More than 48 hours after Malaysia Airlines flight MH370 vanished above the South China Sea, police in Thailand have launched in investigation into a “passport ring” based on the resort island of Phuket. The Boeing 777, on a codeshare with China Southern Airlines, went missing less than an hour after takeoff from Kuala Lumpur en route to Beijing.
The names of two European men – Christian Kozel of Austria and Luigi Maraldi of Italy – appeared on the flight’s passenger manifest, but neither boarded the plane or even purchased tickets. Kozel reported his passport missing in 2012 and Maraldi had his stolen from a car rental agency last August; both incidents occurred in Phuket.
“The counterfeiting of all sorts of identifications is very widespread, particularly out of Thailand,” Steve Vickers, a Hong Kong-based risk consultant, told The Wall Street Journal. “It’s pretty easy to pick up a stolen or a counterfeit passport.”
Federal Bureau of Investigation (FBI) agents from the U.S. will join local authorities in Thailand amid concerns that the passenger jet could have been taken down by an act of terrorism.
E-ticket numbers for the phantom passengers were consecutive and both were paid in Thai baht. Flight itineraries show that both men were to continue to Amsterdam, with Kozel then connecting to Frankfurt and Maraldi heading for Copenhagen.

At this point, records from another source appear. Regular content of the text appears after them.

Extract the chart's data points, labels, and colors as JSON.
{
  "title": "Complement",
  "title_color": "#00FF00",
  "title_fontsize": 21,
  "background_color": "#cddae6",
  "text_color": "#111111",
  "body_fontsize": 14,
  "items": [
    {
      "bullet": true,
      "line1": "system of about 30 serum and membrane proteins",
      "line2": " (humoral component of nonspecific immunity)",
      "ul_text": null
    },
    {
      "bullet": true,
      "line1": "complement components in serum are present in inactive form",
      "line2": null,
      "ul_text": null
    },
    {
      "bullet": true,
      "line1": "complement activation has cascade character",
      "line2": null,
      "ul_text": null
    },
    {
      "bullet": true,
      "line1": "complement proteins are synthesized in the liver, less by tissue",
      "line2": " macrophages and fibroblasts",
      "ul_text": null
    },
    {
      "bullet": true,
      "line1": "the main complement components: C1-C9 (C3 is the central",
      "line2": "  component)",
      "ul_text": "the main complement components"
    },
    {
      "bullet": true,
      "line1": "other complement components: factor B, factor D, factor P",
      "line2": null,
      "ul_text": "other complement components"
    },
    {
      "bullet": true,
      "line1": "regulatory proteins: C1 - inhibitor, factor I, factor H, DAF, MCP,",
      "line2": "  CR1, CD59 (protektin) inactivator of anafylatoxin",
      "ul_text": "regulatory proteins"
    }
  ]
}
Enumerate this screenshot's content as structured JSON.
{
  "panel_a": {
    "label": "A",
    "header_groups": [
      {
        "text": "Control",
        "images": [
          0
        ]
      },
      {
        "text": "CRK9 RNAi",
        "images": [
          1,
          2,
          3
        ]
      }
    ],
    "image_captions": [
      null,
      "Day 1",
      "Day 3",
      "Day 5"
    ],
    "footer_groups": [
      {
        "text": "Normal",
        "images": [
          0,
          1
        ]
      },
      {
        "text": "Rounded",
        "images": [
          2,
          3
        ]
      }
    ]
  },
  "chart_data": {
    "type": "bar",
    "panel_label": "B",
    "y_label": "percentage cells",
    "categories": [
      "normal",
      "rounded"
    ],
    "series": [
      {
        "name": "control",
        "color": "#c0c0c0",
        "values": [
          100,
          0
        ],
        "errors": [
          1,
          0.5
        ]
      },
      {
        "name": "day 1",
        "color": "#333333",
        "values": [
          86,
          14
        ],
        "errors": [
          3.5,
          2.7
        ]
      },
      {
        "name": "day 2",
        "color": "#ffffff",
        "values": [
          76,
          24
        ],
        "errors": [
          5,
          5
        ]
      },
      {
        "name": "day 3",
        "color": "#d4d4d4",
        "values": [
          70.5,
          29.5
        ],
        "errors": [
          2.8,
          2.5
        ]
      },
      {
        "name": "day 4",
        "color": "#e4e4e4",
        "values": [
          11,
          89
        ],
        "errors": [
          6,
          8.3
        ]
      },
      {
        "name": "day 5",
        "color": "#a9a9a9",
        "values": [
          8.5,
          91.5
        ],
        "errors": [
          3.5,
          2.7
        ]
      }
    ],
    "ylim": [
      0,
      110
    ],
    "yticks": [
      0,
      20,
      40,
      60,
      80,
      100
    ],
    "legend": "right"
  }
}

The International Criminal Police Organization (Interpol) criticized Malaysian officials for letting the wrong individuals board the flight.
“We have a real case where the world is speculating whether the stolen passport holders were terrorists, while Interpol is asking why only a handful of countries worldwide are taking care to make sure that persons possessing stolen passports are not boarding international flights,” said Interpol Secretary General Ronald Noble.
Interpol’s stolen passport registry contains more than 40 million entries. Countries that utilize it were able to identify more than 60,000 stolen travel documents in 2013.
“If [Malaysia Airlines] and all airlines worldwide were able to check the passport details of prospective passengers against Interpol’s database, then we would not have to speculate whether stolen passports were used by terrorists to board MH370,” Noble added.
Not everyone is convinced that the stolen passports have a connection to the airliner’s fate.
“Any flight of that size in Asia would be carrying a couple of people with false passports,” said Clive Williams, a counter-terrorism expert at Macquarie University in Australia. “When you think about the number of passports that have been stolen or gone missing around the world, it could be related, but it is probably not.”
This morning, Malaysia’s Transport Minister Hishamuddin Hussein said that a total of four passengers are being investigated: the two impersonating Kozel and Marald, as well as two other travelers with European passports described as “possibly Ukrainian.”
“We have deployed our investigators to look through all the security camera footage. Also, they are interviewing immigration officials who let the impostors through,” one Malaysian official, on condition of anonymity, told The Star. “Early indications show some sort of security lapse.”
Adding to the mystery is another report, from Malaysia’s Interior Minister Zahid Hamidi, claiming that the two individuals using stolen passports were of Asian descent. Photos of Maraldi indicate that he is Caucasian.
“I am still puzzled how come [immigration officers] cannot think ‘an Italian and Austrian but with Asian facial features,’” Hamidi told Malaysia’s national news agency Bernama.
Vietnam’s Ministry of Information and Communications claimed to have located aircraft fragments about 80 kilometers south-southwest of Tho Chu Island late last night, but rescuers have failed to locate the debris today. Friends and family members of those on board have been told to “prepare for the worst.”